On 07/27/12 7:15 AM, wiki-list@phizz.demon.co.uk wrote:
wikimail@inbox.org wrote:
On Fri, Jul 27, 2012 at 3:35 AM, Ray Saintongesaintonge@telus.net wrote:
I don't see that joint authorship enters into this at all. I think it's safe to assume that the one holding the camera is the one making the creative decisions about the photos.
Then continue to advise people that they are the sole owner of a photograph just because they clicked the shutter.
My advice is that the law isn't that simple, and that blanket statements of that type are quite often incorrect.
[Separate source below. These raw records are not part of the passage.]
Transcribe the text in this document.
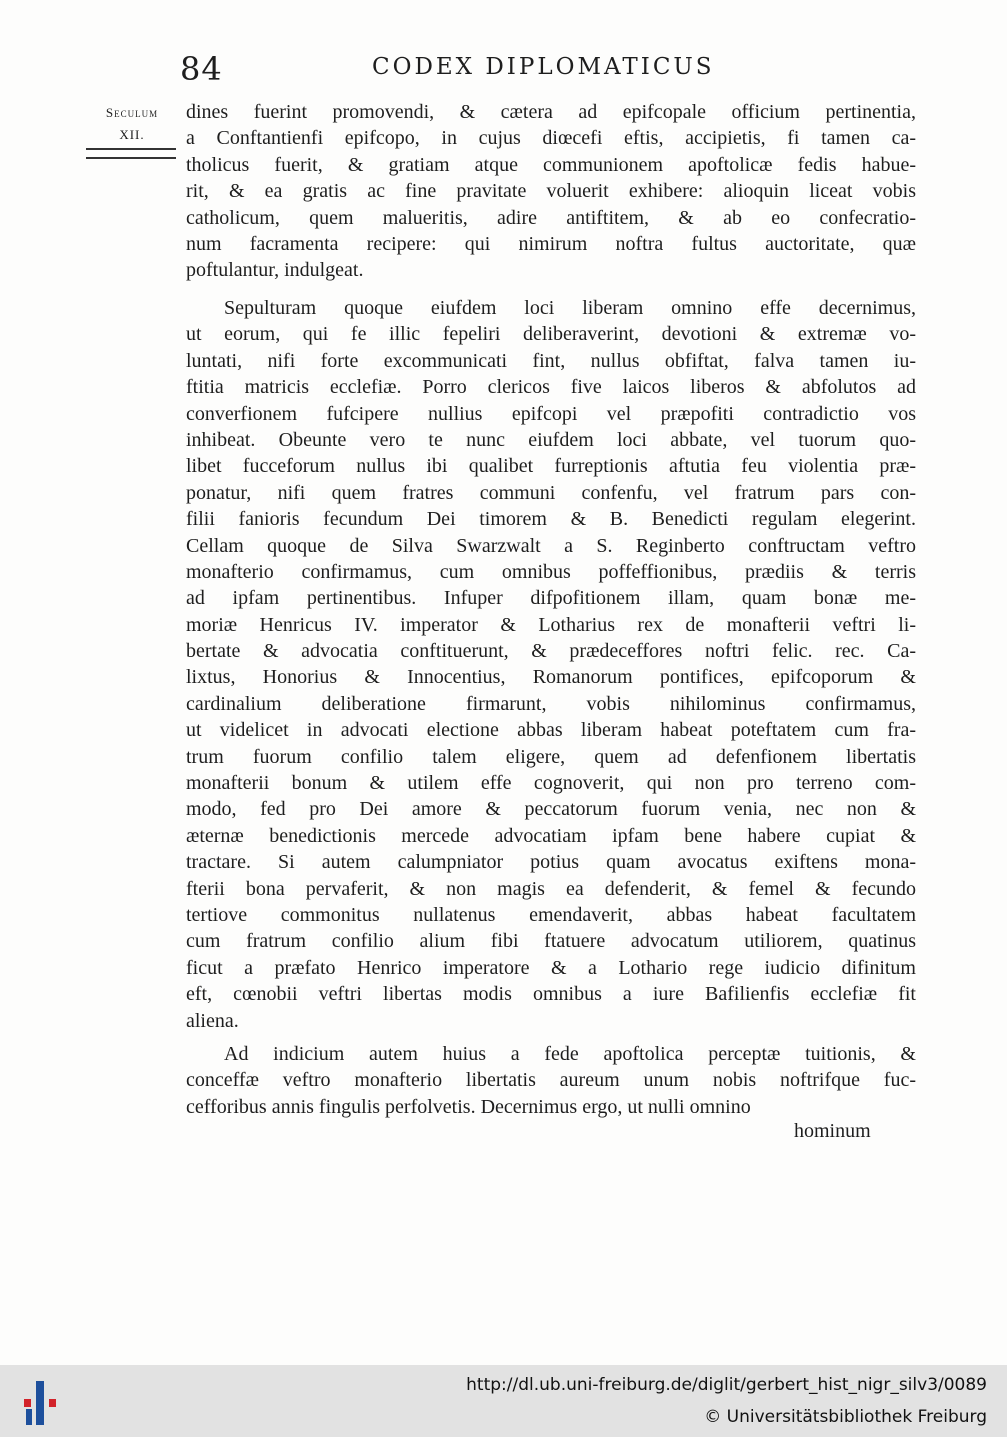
84	CODEX DIPLOMATICUS
Seculum
XII.
dines fuerint promovendi, & cætera ad epifcopale officium pertinentia,
a Conftantienfi epifcopo, in cujus diœcefi eftis, accipietis, fi tamen ca-
tholicus fuerit, & gratiam atque communionem apoftolicæ fedis habue-
rit, & ea gratis ac fine pravitate voluerit exhibere: alioquin liceat vobis
catholicum, quem malueritis, adire antiftitem, & ab eo confecratio-
num facramenta recipere: qui nimirum noftra fultus auctoritate, quæ
poftulantur, indulgeat.
Sepulturam quoque eiufdem loci liberam omnino effe decernimus,
ut eorum, qui fe illic fepeliri deliberaverint, devotioni & extremæ vo-
luntati, nifi forte excommunicati fint, nullus obfiftat, falva tamen iu-
ftitia matricis ecclefiæ. Porro clericos five laicos liberos & abfolutos ad
converfionem fufcipere nullius epifcopi vel præpofiti contradictio vos
inhibeat. Obeunte vero te nunc eiufdem loci abbate, vel tuorum quo-
libet fucceforum nullus ibi qualibet furreptionis aftutia feu violentia præ-
ponatur, nifi quem fratres communi confenfu, vel fratrum pars con-
filii fanioris fecundum Dei timorem & B. Benedicti regulam elegerint.
Cellam quoque de Silva Swarzwalt a S. Reginberto conftructam veftro
monafterio confirmamus, cum omnibus poffeffionibus, prædiis & terris
ad ipfam pertinentibus. Infuper difpofitionem illam, quam bonæ me-
moriæ Henricus IV. imperator & Lotharius rex de monafterii veftri li-
bertate & advocatia conftituerunt, & prædeceffores noftri felic. rec. Ca-
lixtus, Honorius & Innocentius, Romanorum pontifices, epifcoporum &
cardinalium deliberatione firmarunt, vobis nihilominus confirmamus,
ut videlicet in advocati electione abbas liberam habeat poteftatem cum fra-
trum fuorum confilio talem eligere, quem ad defenfionem libertatis
monafterii bonum & utilem effe cognoverit, qui non pro terreno com-
modo, fed pro Dei amore & peccatorum fuorum venia, nec non &
æternæ benedictionis mercede advocatiam ipfam bene habere cupiat &
tractare. Si autem calumpniator potius quam avocatus exiftens mona-
fterii bona pervaferit, & non magis ea defenderit, & femel & fecundo
tertiove commonitus nullatenus emendaverit, abbas habeat facultatem
cum fratrum confilio alium fibi ftatuere advocatum utiliorem, quatinus
ficut a præfato Henrico imperatore & a Lothario rege iudicio difinitum
eft, cœnobii veftri libertas modis omnibus a iure Bafilienfis ecclefiæ fit
aliena.
Ad indicium autem huius a fede apoftolica perceptæ tuitionis, &
conceffæ veftro monafterio libertatis aureum unum nobis noftrifque fuc-
cefforibus annis fingulis perfolvetis. Decernimus ergo, ut nulli omnino
hominum
http://dl.ub.uni-freiburg.de/diglit/gerbert_hist_nigr_silv3/0089
© Universitätsbibliothek Freiburg
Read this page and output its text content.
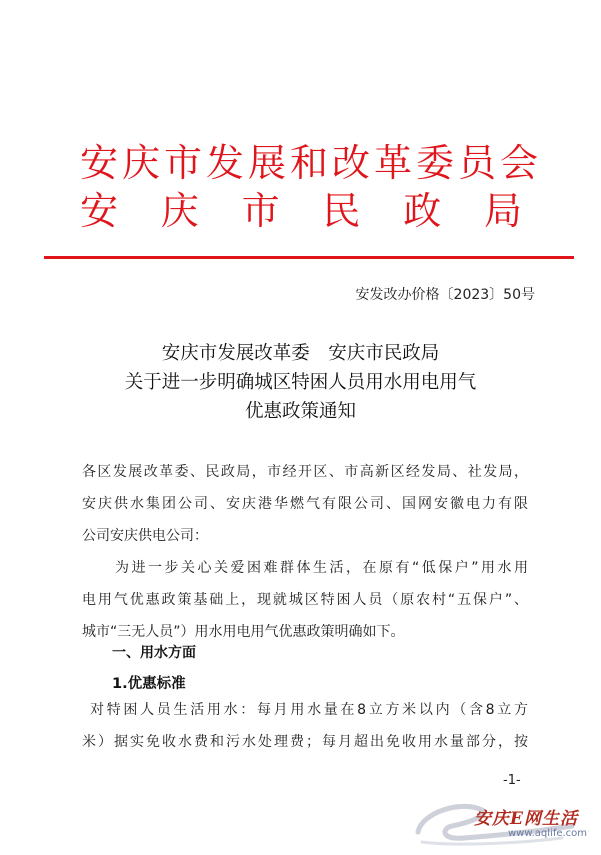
安庆市发展和改革委员会
安 庆 市 民 政 局
安发改办价格〔2023〕50号
安庆市发展改革委　安庆市民政局
关于进一步明确城区特困人员用水用电用气
优惠政策通知
各区发展改革委、民政局，市经开区、市高新区经发局、社发局，
安庆供水集团公司、安庆港华燃气有限公司、国网安徽电力有限
公司安庆供电公司：
　　为进一步关心关爱困难群体生活，在原有“低保户”用水用
电用气优惠政策基础上，现就城区特困人员（原农村“五保户”、
城市“三无人员”）用水用电用气优惠政策明确如下。
一、用水方面
1.优惠标准
对特困人员生活用水：每月用水量在8立方米以内（含8立方
米）据实免收水费和污水处理费；每月超出免收用水量部分，按
-1-
安庆E网生活
www.aqlife.com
Suppose I take a photo of someone jumping over a hurdle. Most likely I'd alter the raw image somewhat. At least change the white balance, the colour saturation and mid grey point, but I might also change perspective, clone out some elements, blur other parts, maybe de-emphasis the colour is some other areas. The resulting image may be rather different to the image that was originally recorded.
Now asuppose that the I who takes the photo is not the same I that does the post-processing.
I suppose that, like any good Wikimedian, we like to balance ourselves on the edge cases. We can imagine many. The underlying case would be IOC vs. Uploader. These other points about joint authorship and photo editing really have more bearing on the identity of the defendant. They could possibly arise, but at this stage they just obscure the main issue.